Monday, November 10, 2014

Charles Bonnet Syndrome

Charles Bonnet Syndrome is when people who have become blind or have deteriorating vision start to have hallucination, this is most common in elderly people because their sight starts to deteriorate. The prevalence for this syndrome in visually impaired people in about 10% to 38% . Below is a video of Oliver Sacks giving a TED Talk on Charles Bonnet Syndrome, he has worked with many people who have experienced these hallucinations. These hallucinations are different from ones that people with schizophrenia have because these hallucinations do not involve the person having them. As well as they are only involving one sense, their sight. The visions are like a movie in their heads just watching from a far, nothing interacting with them. Normally the visions appear and vanish suddenly, often involving colors, shapes, people with over sized eyes or mouths, familiar objects, and some times these visions can be fighting. He says that the reason why this happens is because your visual part of the brain is no long getting input so it becomes hyperactive creating things that aren't there or trying to fill in the blanks.
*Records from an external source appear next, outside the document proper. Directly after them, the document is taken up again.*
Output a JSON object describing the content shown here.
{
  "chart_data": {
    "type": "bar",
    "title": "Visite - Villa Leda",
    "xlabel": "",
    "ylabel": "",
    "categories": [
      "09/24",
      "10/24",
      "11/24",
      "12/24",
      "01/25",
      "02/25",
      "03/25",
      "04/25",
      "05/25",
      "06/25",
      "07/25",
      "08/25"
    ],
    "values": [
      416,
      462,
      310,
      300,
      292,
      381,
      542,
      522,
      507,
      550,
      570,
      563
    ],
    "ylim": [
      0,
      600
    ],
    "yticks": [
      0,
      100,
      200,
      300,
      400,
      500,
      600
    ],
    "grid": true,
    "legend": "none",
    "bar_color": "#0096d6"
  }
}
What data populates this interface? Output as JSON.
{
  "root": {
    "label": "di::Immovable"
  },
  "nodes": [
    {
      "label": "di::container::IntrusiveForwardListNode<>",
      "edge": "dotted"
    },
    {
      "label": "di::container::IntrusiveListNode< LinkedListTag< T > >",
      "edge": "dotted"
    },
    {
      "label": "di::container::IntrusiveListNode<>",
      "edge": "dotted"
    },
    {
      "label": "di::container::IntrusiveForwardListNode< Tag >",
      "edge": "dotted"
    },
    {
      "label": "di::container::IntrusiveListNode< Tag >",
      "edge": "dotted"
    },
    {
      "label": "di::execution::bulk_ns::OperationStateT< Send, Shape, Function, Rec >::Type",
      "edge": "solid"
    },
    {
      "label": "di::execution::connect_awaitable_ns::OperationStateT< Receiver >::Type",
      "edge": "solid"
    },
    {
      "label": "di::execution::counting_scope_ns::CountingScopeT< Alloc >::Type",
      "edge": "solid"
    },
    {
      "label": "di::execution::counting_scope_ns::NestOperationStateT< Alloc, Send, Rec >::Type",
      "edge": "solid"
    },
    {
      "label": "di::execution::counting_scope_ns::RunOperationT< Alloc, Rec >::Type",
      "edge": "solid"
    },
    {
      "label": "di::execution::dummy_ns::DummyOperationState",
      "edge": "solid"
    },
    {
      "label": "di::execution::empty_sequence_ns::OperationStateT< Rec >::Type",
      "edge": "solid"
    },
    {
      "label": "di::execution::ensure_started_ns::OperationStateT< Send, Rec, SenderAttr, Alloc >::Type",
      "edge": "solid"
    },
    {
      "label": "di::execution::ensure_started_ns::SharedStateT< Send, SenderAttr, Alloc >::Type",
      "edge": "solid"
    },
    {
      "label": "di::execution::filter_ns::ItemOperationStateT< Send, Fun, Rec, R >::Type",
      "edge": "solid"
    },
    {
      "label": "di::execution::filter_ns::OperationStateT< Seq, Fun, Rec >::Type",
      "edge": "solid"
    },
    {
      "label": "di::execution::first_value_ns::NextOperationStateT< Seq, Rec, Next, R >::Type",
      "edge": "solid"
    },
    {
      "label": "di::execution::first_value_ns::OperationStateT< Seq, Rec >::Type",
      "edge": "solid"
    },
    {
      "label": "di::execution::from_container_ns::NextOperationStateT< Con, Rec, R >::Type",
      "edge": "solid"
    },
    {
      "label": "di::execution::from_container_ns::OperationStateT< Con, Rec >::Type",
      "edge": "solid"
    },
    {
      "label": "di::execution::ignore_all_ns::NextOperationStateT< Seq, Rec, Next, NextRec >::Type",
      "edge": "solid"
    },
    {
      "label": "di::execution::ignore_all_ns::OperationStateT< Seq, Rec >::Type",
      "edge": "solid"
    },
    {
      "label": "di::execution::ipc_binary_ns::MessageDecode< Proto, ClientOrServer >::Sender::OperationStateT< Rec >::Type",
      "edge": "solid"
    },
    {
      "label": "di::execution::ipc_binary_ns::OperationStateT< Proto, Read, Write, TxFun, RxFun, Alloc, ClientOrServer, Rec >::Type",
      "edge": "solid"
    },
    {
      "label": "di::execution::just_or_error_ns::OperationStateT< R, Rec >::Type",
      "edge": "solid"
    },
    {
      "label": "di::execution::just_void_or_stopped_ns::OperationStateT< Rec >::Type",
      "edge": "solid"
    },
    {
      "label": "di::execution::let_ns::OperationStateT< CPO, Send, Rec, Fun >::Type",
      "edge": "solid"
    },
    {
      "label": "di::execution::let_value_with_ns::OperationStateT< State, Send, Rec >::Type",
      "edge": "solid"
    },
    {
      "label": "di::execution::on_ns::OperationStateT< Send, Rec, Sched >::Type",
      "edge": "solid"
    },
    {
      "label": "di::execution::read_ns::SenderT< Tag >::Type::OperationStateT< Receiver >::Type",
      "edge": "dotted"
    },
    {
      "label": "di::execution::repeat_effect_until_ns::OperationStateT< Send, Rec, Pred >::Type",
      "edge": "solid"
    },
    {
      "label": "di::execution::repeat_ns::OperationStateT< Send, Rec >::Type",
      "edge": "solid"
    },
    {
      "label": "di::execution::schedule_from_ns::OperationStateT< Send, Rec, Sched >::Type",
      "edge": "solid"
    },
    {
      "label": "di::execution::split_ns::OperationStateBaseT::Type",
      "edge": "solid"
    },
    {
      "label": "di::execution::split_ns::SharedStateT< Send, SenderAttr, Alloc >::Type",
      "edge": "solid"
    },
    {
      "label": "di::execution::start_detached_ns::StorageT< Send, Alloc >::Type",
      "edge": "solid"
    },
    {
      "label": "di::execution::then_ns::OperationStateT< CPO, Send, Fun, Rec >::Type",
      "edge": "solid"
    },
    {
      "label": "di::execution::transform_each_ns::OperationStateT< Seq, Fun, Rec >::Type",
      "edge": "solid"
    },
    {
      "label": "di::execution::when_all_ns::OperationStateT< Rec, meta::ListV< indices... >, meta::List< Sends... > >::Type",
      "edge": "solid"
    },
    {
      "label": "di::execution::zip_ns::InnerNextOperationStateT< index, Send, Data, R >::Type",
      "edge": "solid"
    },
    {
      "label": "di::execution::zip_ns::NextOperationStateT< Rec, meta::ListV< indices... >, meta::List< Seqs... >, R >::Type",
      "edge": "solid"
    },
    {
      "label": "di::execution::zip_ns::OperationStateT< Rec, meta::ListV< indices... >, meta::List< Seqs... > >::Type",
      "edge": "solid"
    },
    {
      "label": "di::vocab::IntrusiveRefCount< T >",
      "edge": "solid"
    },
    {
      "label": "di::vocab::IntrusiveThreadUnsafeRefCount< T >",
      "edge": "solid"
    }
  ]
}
I thought this was interesting because I have never thought hallucinations would happen to people who are blind, as well as those people being completely sane. It seems pretty cool that people who can no longer see could have the possibly to see things once again even if they are just in their imagination, This image below is what a face could possibly look like through the eyes of someone experiencing this syndrome. 




1 comment:

  1. I've never heard of this before. It was interesting to read about.